Should I buy today? What will prices be tomorrow, next week, or next year? Wouldn't investing be easy if we knew the answers to these seemingly simple questions?
The term "technical analysis" is a complicated sounding name for a very basic approach to investing. Simply put, technical analysis is the study of prices, with charts being the primary tool.
The roots of modern-day technical analysis stem from the Dow Theory, developed around 1900 by Charles Dow. Stemming either directly or indirectly from the Dow Theory, these roots include such principles as the trending nature of prices, prices discounting all known information, confirmation and divergence, volume mirroring changes in price, and support/resistance.
Charles Dow's contribution to modern-day technical analysis cannot be understated. His focus on the basics of security price movement gave rise to a completely new method of analyzing the markets.
The human element
The price of a security represents a consensus. It is the price at which one person agrees to buy and another agrees to sell. The price at which an investor is willing to buy or sell depends primarily on his expectations. If he expects the security's price to rise, he will buy it; if the investor expects the price to fall, he will sell it. These simple statements are the cause of a major challenge in forecasting security prices, because they refer to human expectations. As we all know firsthand, humans are not easily quantifiable nor predictable. This fact alone will keep any mechanical trading system from working consistently.
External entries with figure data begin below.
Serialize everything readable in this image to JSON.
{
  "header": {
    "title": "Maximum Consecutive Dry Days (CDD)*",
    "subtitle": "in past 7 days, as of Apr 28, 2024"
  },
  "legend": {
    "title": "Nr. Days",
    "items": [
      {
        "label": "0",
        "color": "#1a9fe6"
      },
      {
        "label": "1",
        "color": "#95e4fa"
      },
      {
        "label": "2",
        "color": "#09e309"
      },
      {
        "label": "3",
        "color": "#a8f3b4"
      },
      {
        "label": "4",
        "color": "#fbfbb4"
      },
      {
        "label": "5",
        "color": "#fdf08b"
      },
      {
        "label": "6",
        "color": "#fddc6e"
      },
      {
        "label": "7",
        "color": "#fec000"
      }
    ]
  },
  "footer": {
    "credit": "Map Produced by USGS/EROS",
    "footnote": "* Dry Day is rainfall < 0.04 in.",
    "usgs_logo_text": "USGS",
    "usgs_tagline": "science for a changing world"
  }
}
Because humans are involved, much of the world's investment decisions are based on irrelevant criteria. Our relationships with our family, our neighbors, our employer, the traffic, our income, and our previous success and failures, all influence our confidence, expectations, and decisions.
Security prices are determined by money managers and home managers, students and strikers, doctors and dog catchers, lawyers and landscapers, and the wealthy and the wanting. This breadth of market participants guarantees an element of unpredictability and excitement.
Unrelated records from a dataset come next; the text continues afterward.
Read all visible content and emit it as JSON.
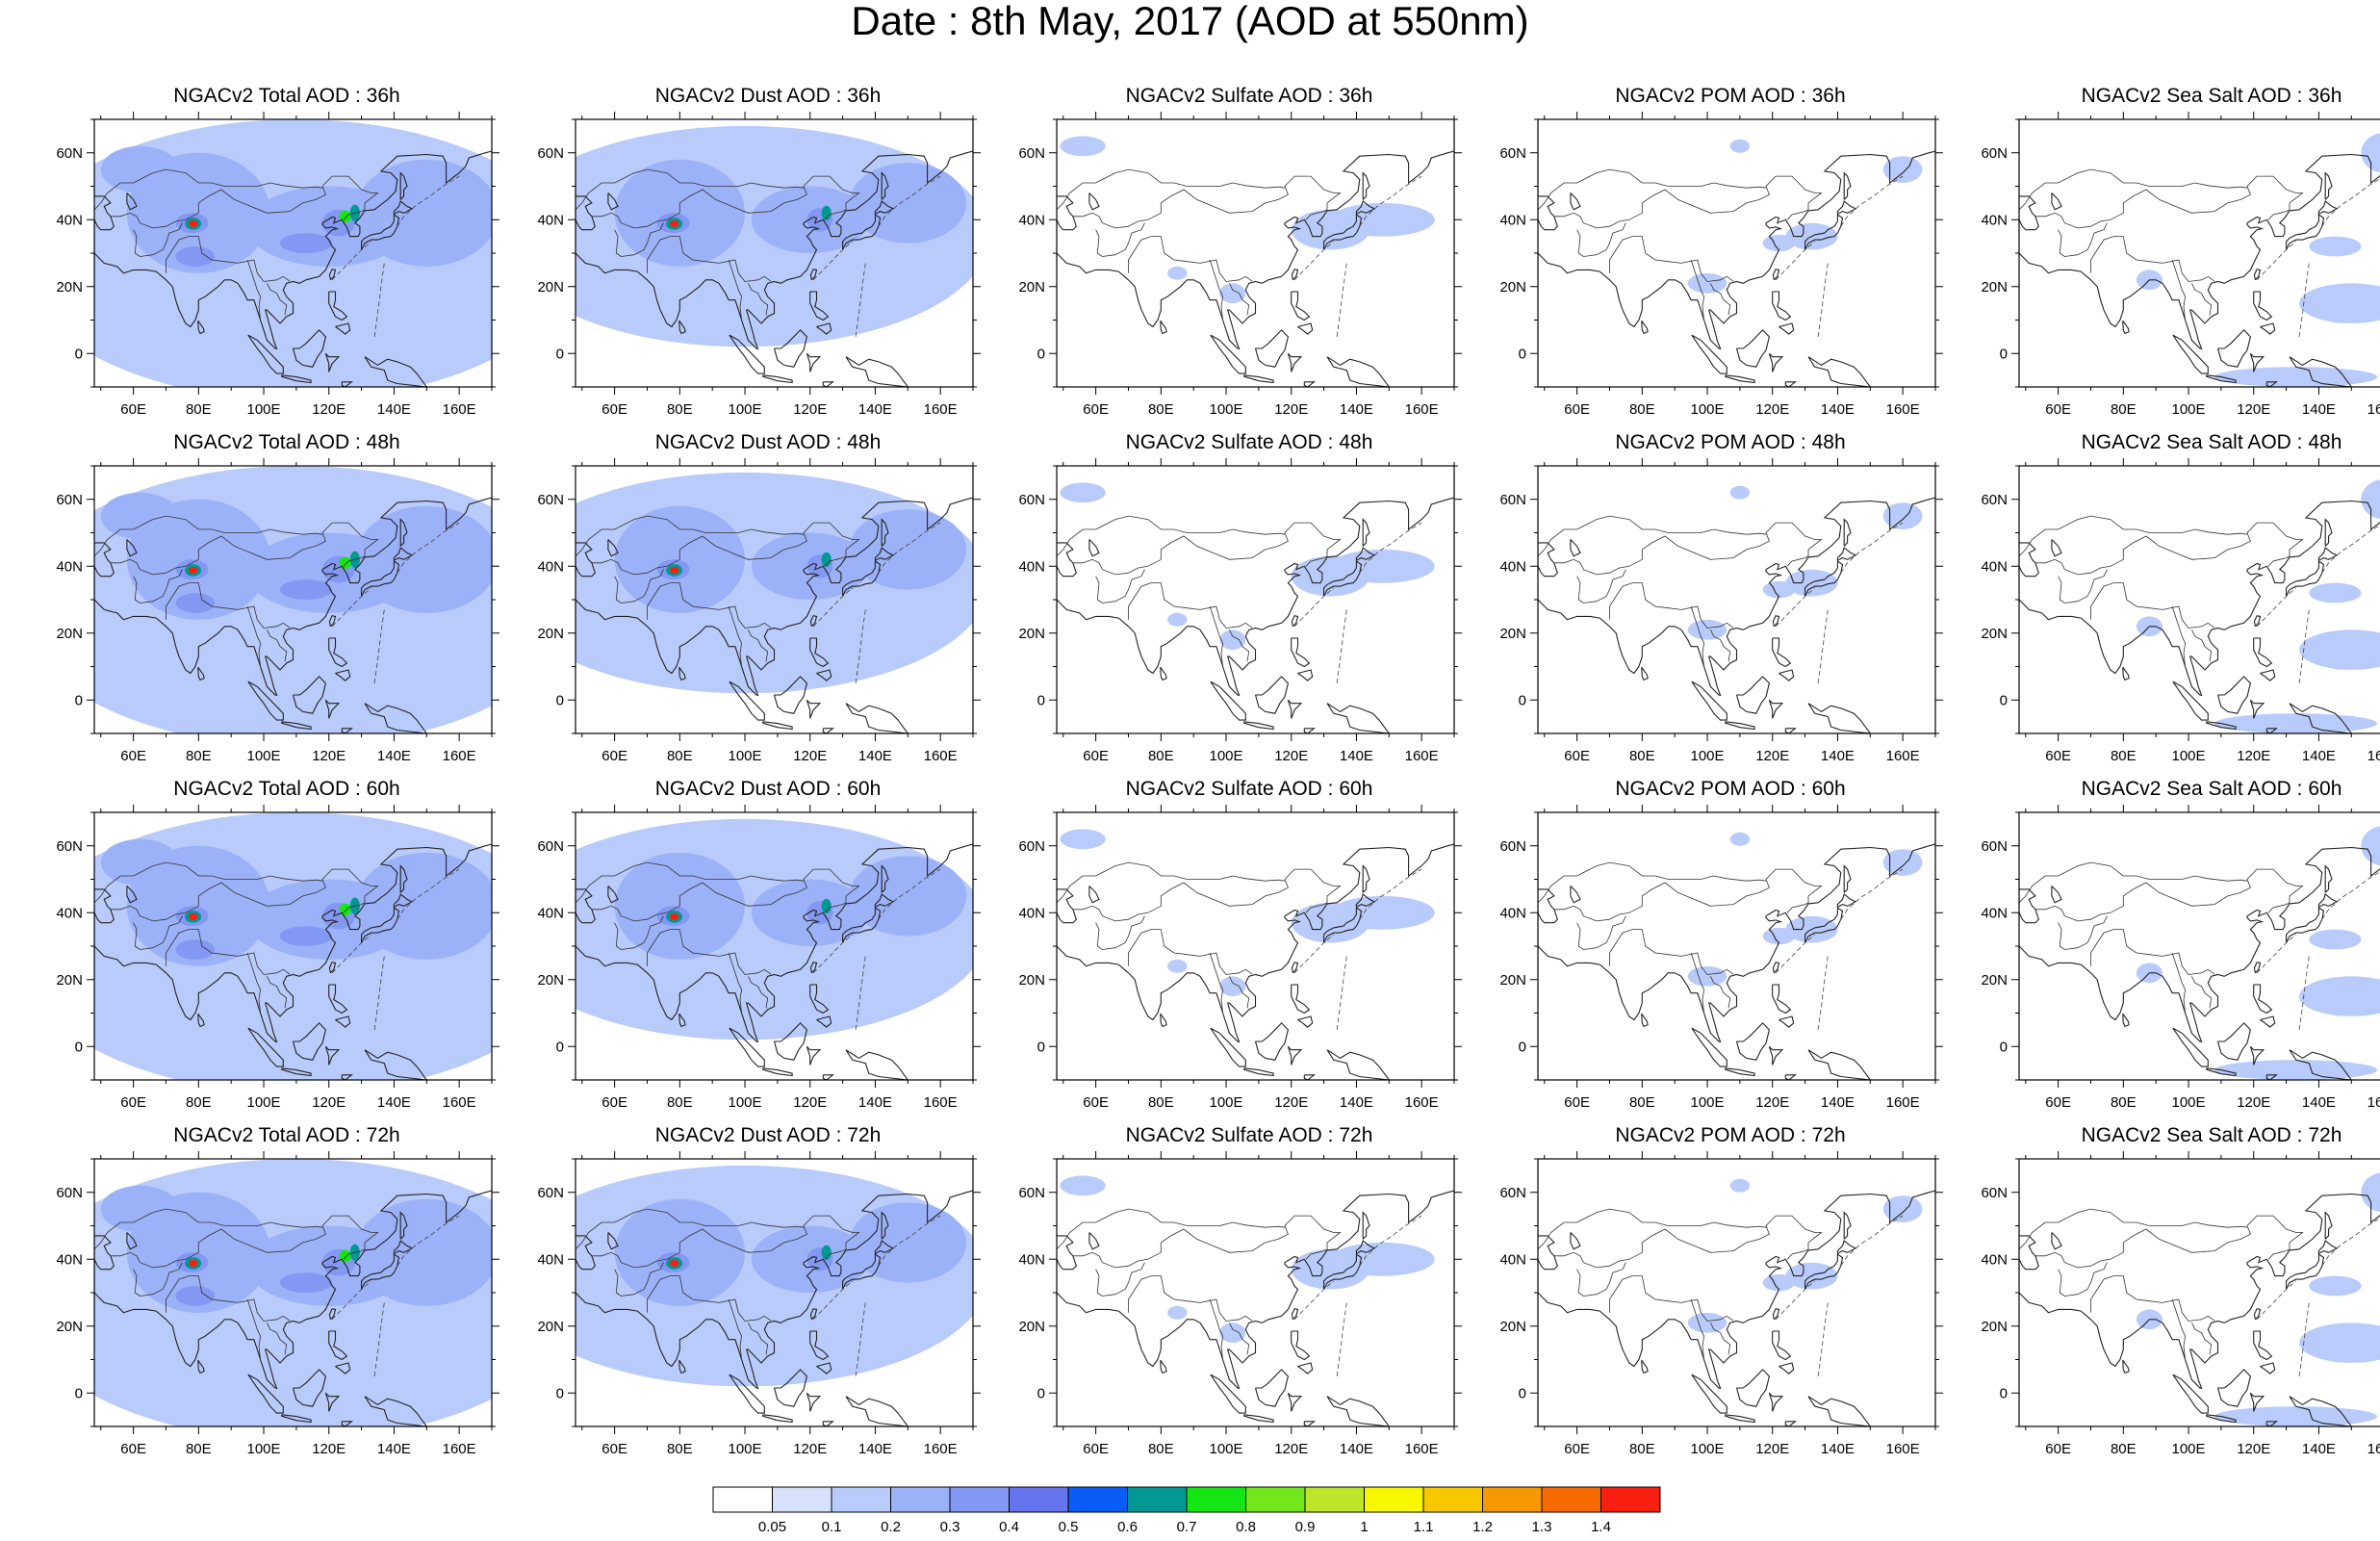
{
  "figure": {
    "title": "Date : 8th May, 2017 (AOD at 550nm)"
  },
  "axes": {
    "lon_ticks": [
      "60E",
      "80E",
      "100E",
      "120E",
      "140E",
      "160E"
    ],
    "lat_ticks": [
      "60N",
      "40N",
      "20N",
      "0"
    ],
    "lon_range": [
      48,
      170
    ],
    "lat_range": [
      -10,
      70
    ]
  },
  "panels": [
    [
      {
        "title": "NGACv2 Total AOD : 36h",
        "species": "total",
        "hour": 36
      },
      {
        "title": "NGACv2 Dust AOD : 36h",
        "species": "dust",
        "hour": 36
      },
      {
        "title": "NGACv2 Sulfate AOD : 36h",
        "species": "sulfate",
        "hour": 36
      },
      {
        "title": "NGACv2 POM AOD : 36h",
        "species": "pom",
        "hour": 36
      },
      {
        "title": "NGACv2 Sea Salt AOD : 36h",
        "species": "seasalt",
        "hour": 36
      }
    ],
    [
      {
        "title": "NGACv2 Total AOD : 48h",
        "species": "total",
        "hour": 48
      },
      {
        "title": "NGACv2 Dust AOD : 48h",
        "species": "dust",
        "hour": 48
      },
      {
        "title": "NGACv2 Sulfate AOD : 48h",
        "species": "sulfate",
        "hour": 48
      },
      {
        "title": "NGACv2 POM AOD : 48h",
        "species": "pom",
        "hour": 48
      },
      {
        "title": "NGACv2 Sea Salt AOD : 48h",
        "species": "seasalt",
        "hour": 48
      }
    ],
    [
      {
        "title": "NGACv2 Total AOD : 60h",
        "species": "total",
        "hour": 60
      },
      {
        "title": "NGACv2 Dust AOD : 60h",
        "species": "dust",
        "hour": 60
      },
      {
        "title": "NGACv2 Sulfate AOD : 60h",
        "species": "sulfate",
        "hour": 60
      },
      {
        "title": "NGACv2 POM AOD : 60h",
        "species": "pom",
        "hour": 60
      },
      {
        "title": "NGACv2 Sea Salt AOD : 60h",
        "species": "seasalt",
        "hour": 60
      }
    ],
    [
      {
        "title": "NGACv2 Total AOD : 72h",
        "species": "total",
        "hour": 72
      },
      {
        "title": "NGACv2 Dust AOD : 72h",
        "species": "dust",
        "hour": 72
      },
      {
        "title": "NGACv2 Sulfate AOD : 72h",
        "species": "sulfate",
        "hour": 72
      },
      {
        "title": "NGACv2 POM AOD : 72h",
        "species": "pom",
        "hour": 72
      },
      {
        "title": "NGACv2 Sea Salt  AOD : 72h",
        "species": "seasalt",
        "hour": 72
      }
    ]
  ],
  "colorbar": {
    "labels": [
      "0.05",
      "0.1",
      "0.2",
      "0.3",
      "0.4",
      "0.5",
      "0.6",
      "0.7",
      "0.8",
      "0.9",
      "1",
      "1.1",
      "1.2",
      "1.3",
      "1.4"
    ],
    "colors": [
      "#ffffff",
      "#d6e2fb",
      "#b9cbfb",
      "#9cb2f8",
      "#8298f2",
      "#6675ee",
      "#0a5cf6",
      "#049895",
      "#14e614",
      "#73e61c",
      "#bde52a",
      "#f7f700",
      "#f7c700",
      "#f69800",
      "#f66a00",
      "#f61f10"
    ]
  }
}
If we were all totally logical and could separate our emotions from our investment decisions, then, fundamental analysis the determination of price based on future earnings, would work magnificently. And since we would all have the same completely logical expectations, prices would only change when quarterly reports or relevant news was released. Investors would seek "overlooked" fundamental data in an effort to find undervalued securities.
The hotly debated "efficient market theory" states that security prices represent everything that is known about the security at a given moment. This theory concludes that it is impossible to forecast prices, since prices already reflect everything that is currently known about the security.
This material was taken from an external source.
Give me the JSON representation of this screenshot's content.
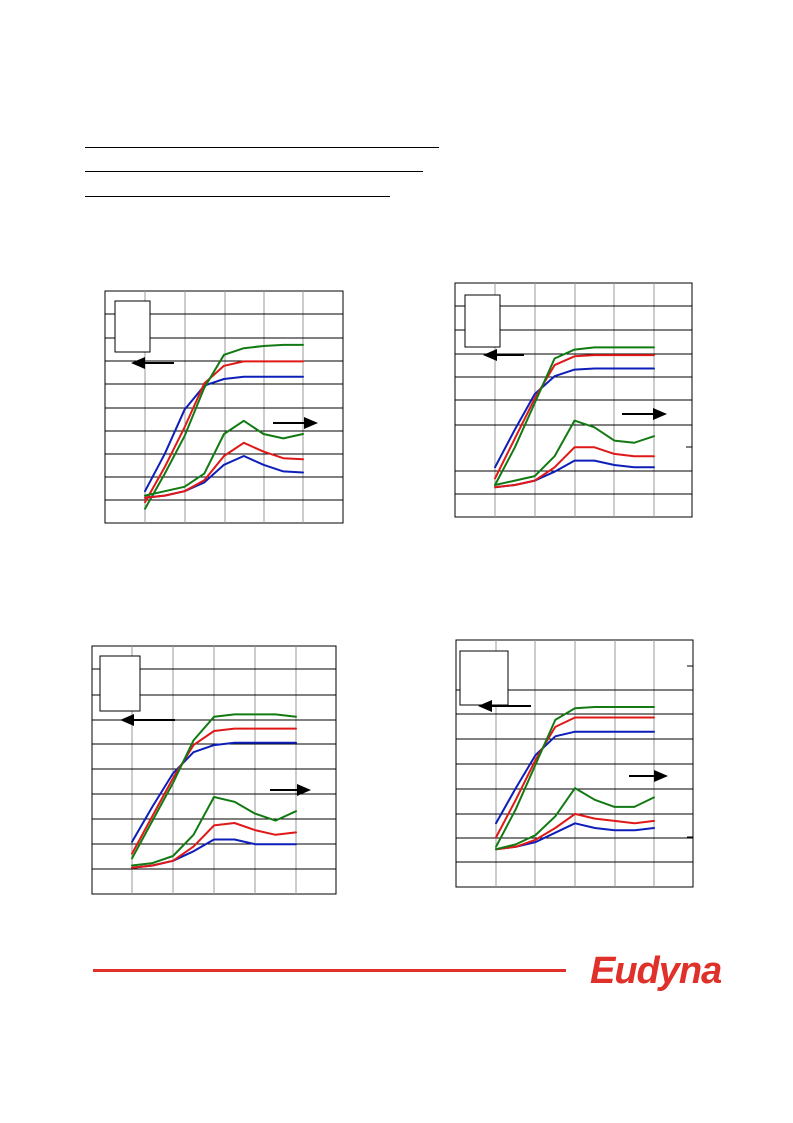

The future can be found in the past
If prices are based on investor expectations, then knowing what a security should sell for (i.e., fundamental analysis) becomes less important than knowing what other investors expect it to sell for. That's not to say that knowing what a security should sell for isn't important--it is. But there is usually a fairly strong consensus of a stock's future earnings that the average investor cannot disprove.
Technical analysis is the process of analyzing a security's historical prices in an effort to determine probable future prices. This is done by comparing current price action (i.e., current expectations) with comparable historical price action to predict a reasonable outcome. The devout technician might define this process as the fact that history repeats itself while others would suffice to say that we should learn from the past.
The roulette wheel
Only a minority of technicians can consistently and accurately determine future prices. However, even if you are unable to accurately forecast prices, technical analysis can be used to consistently reduce your risks and improve your profits.
"There are two times in a man's life when he should not speculate: when he can't afford it, and when he can."
A casino makes money on a roulette wheel, not by knowing what number will come up next, but by slightly improving their odds with the addition of a "0" and "00." Similarly, when an investor purchases a security, he doesn't know that its price will rise. But if he buys a stock when it is in a rising trend, after a minor sell off, and when interest rates are falling, he will have improved his odds of making a profit. That's not gambling--it's intelligence. Yet many investors buy securities without attempting to control the odds.
Contrary to popular belief, you do not need to know what a security's price will be in the future to make money. Your goal should simply be to improve the odds of making profitable trades. Even if your analysis is as simple as determining the long-, intermediate-, and short-term trends of the security, you will have gained an edge that you would not have without technical analysis.